Gadis itu dengan cekatan memeras jeruk lalu menyajikannya pada Halilintar satu menit kemudian. Halilintar terlihat kehausan saat menegak minumannya sampai tandas.
"Gimana job fair-nya?"
Peluh Halilintar masih menetes saat Ying memandangnya dari samping.
"Kacau. Banyak banget yang ikut. Gedung sampai sumpek saking kepenuhan massanya."
Ying tersenyum. "Wajar. Cari kerja emang seberjuangitu. Kalau nggak kuat mental, bakal nyerah dan nggak bakal kerja-kerja."
"Tapi benerandeh, kayaknya aku nggak lagi-lagi mau ikut job fair." Halilintar mengendus kemeja putihnya. "Belum wawancara aja aku udah bau karena keringetan."
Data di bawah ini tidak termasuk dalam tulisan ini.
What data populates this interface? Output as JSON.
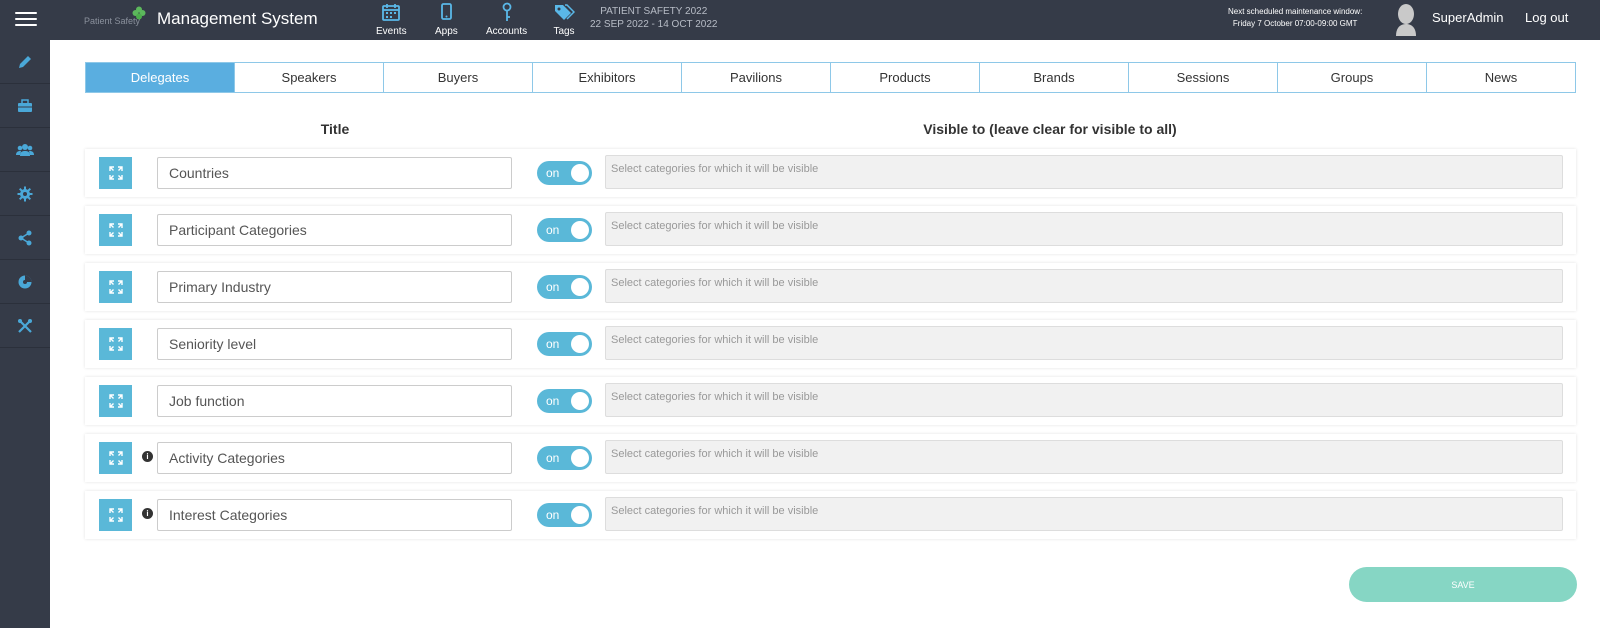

"Cemen, baru juga ikut begituan sekali. Lagian harusnya kamu nggak boleh ngeluh. Justru semangat. Besok kan udah puasa, siapa tau kalau kamu keterima bisa buka pakai makanan yang enak-enak, kan?"
"Mustahil kalau massanya sebanyak itu," dengkus Halilintar seraya menuang air putih dari teko. "Lagian aku itu sarjana—"
Suara seruan membuat Ying dan Halilintar menoleh. Fang melangkah beringas seraya menenteng dua sembako di tangan kanan-kirinya.
"Nih pesenan kamu," katanya jutek seraya menaruh satu kantung plastik meja kedai Ying. "Lain kali kalau belanja mampir sendiri kenapa sih? Warung nggak ada sepuluh meter juga. Males banget jalan."
Ying berdecak. "Kalau aku jalan yang jaga warungku siapa? Kamu mau tanggung jawab kalau aku sampai kehilangan dan rugi?"
Fang mencibir, matanya menangkap sosok Halilintar yang sedang menggigit pisang goreng buatan Ying.
"Oh iya, Taufan juga tadi nitip ini." Sekantung plastik sembako diletakkan di bawah kaki Halilintar. "Katanya kalian nggak punya persediaan buat puasa, jadi dia ngebon lagi. Tenang aja, udah aku gabungin sama belanjaan kemarin. Jangan lupa dibayar, ya?"
"Aku bakal bayar kalau udah dapet kerja." Halilintar melirik Fang sejenak dan menyuap pisangnya dengan santai.
"Dapet kerjanya itu kapan?" Fang menggeram. "Aku udah kena omelan Abang mulu karena sering ngutangin kalian, tau."
"Bukannya Abang kamu dermawan, nggak masalah dong kalau—"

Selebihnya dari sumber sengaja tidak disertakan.